Le Pavillon de l’Arsenal présente une exposition sur un projet de tour de 700 m qui s’éloigne radicalement des standards actuels et pourrait trouver sa place à Paris. 

Si le propos se veut prospectif et pointu, plus proche de la recherche architecturale en morphogenèse que de la présentation de solutions urbaines concrètes, l’exposition « Haute Agora » intéressera tous ceux qui s’interrogent sur la place des tours dans les grandes villes, et notamment à Paris dont population et élus sont réputés majoritairement hostiles à ce type de constructions.
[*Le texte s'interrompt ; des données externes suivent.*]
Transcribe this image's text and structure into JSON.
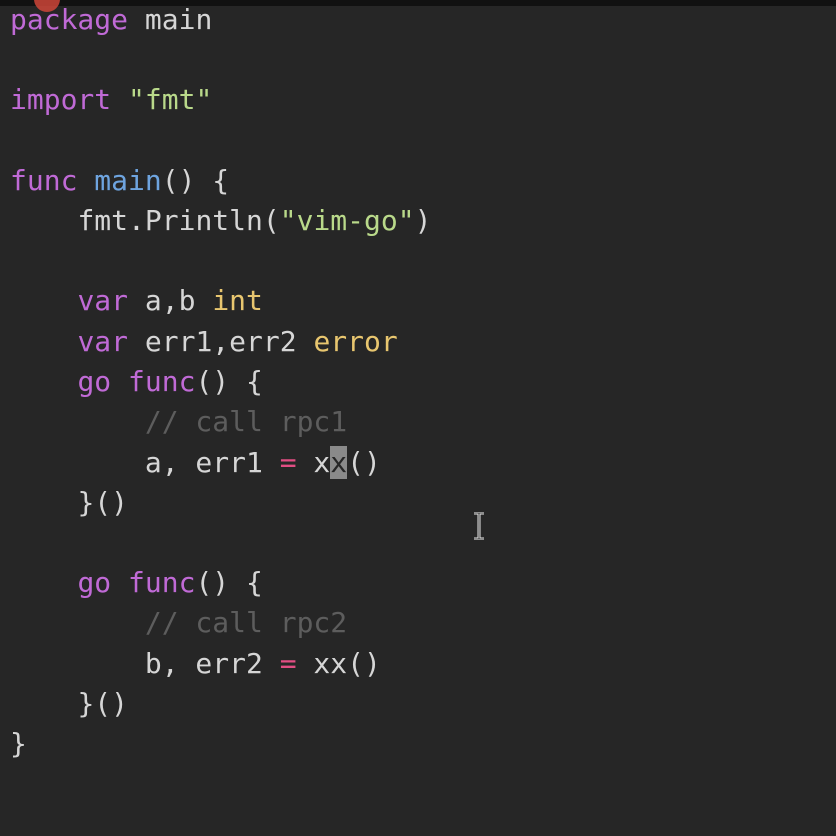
{
  "editor": {
    "language": "go",
    "colors": {
      "background": "#262626",
      "keyword": "#c06ad6",
      "string": "#b9d98a",
      "function": "#6ea4df",
      "type": "#e8c66f",
      "comment": "#5d5d5d",
      "operator": "#e24e83"
    },
    "lines": {
      "l1": {
        "kw": "package",
        "rest": " main"
      },
      "l3": {
        "kw": "import",
        "sp": " ",
        "str": "\"fmt\""
      },
      "l5": {
        "kw": "func",
        "sp": " ",
        "fn": "main",
        "rest": "() {"
      },
      "l6": {
        "indent": "    ",
        "a": "fmt.Println(",
        "str": "\"vim-go\"",
        "b": ")"
      },
      "l8": {
        "indent": "    ",
        "kw": "var",
        "mid": " a,b ",
        "type": "int"
      },
      "l9": {
        "indent": "    ",
        "kw": "var",
        "mid": " err1,err2 ",
        "type": "error"
      },
      "l10": {
        "indent": "    ",
        "kw": "go",
        "sp": " ",
        "kw2": "func",
        "rest": "() {"
      },
      "l11": {
        "indent": "        ",
        "cm": "// call rpc1"
      },
      "l12": {
        "indent": "        ",
        "a": "a, err1 ",
        "op": "=",
        "b": " x",
        "cur": "x",
        "c": "()"
      },
      "l13": {
        "indent": "    ",
        "text": "}()"
      },
      "l15": {
        "indent": "    ",
        "kw": "go",
        "sp": " ",
        "kw2": "func",
        "rest": "() {"
      },
      "l16": {
        "indent": "        ",
        "cm": "// call rpc2"
      },
      "l17": {
        "indent": "        ",
        "a": "b, err2 ",
        "op": "=",
        "b": " xx()"
      },
      "l18": {
        "indent": "    ",
        "text": "}()"
      },
      "l19": {
        "text": "}"
      }
    }
  }
}
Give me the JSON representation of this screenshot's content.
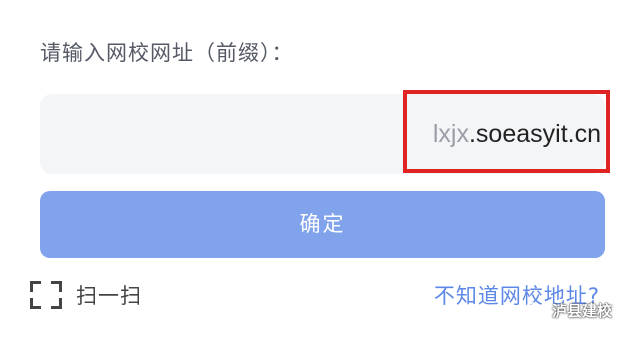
{
  "prompt": {
    "label": "请输入网校网址（前缀）："
  },
  "url_input": {
    "prefix_value": "lxjx",
    "domain_suffix": ".soeasyit.cn"
  },
  "highlight": {
    "color": "#e02424"
  },
  "confirm_button": {
    "label": "确定",
    "color": "#80a3eb"
  },
  "scan": {
    "icon": "scan-frame-icon",
    "label": "扫一扫"
  },
  "help_link": {
    "label": "不知道网校地址?",
    "color": "#5d88e8"
  },
  "watermark": {
    "icon": "wechat-icon",
    "text": "泸县建校"
  }
}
Mais le gain de place par la hauteur est une nécessaire réponse à l’inexorable densification des métropoles, ainsi que l’explique Jean-Christophe Quinton, directeur de l’école d’architecture de Versailles et commissaire scientifique de l’exposition avec les ingénieurs du bureau Bollinger + Grohmann : « Il existe dans notre société une contradiction fondamentale entre l’idée de croissance et nos ressources, aujourd’hui très clairement limitées. »

© Jgp

A partir de croquis, maquettes, dessins techniques, mais également d’un document de plus de 20 m détaillant les usages dans les différents étages et d’expériences de réalité virtuelle, l’exposition présente un projet de tour « fait pour accueillir les activités humaines », logements ou bureaux, très éloigné des standards passés et mêmes actuels.  Prévu pour mesurer 700 m, elle permet grâce à une structure tubulaire d’utiliser le moins de matière possible pour la construction ainsi que de ménager à l’intérieur même du bâtiment de grands espaces réunissant un ensemble de fonctions. « Il ne faut pas imaginer cette tour comme une suite d’étages superposés, mais comme un édifice qui réservera d’immenses vides, des jardins suspendus, de grandes promenades, des écosystèmes… »

Morphologie parisienne

Une telle tour pourrait-elle convertir les Parisiens aux immeubles de grande hauteur ? Jean-Christophe Quinton le pense : « Il ne faut pas une tour de 700 m à Paris, mais si vous êtes à La Défense ou dans certains lieux de la Capitale où la verticale est là, il ne me semble alors pas inenvisageable de travailler à une morphologie spécifiquement parisienne, qui placerait ces vides en rapport avec l’histoire de la ville. »

 

« Haute Agora », jusqu’au 31 mars. Pavillon de l’Arsenal, Paris. Entrée libre.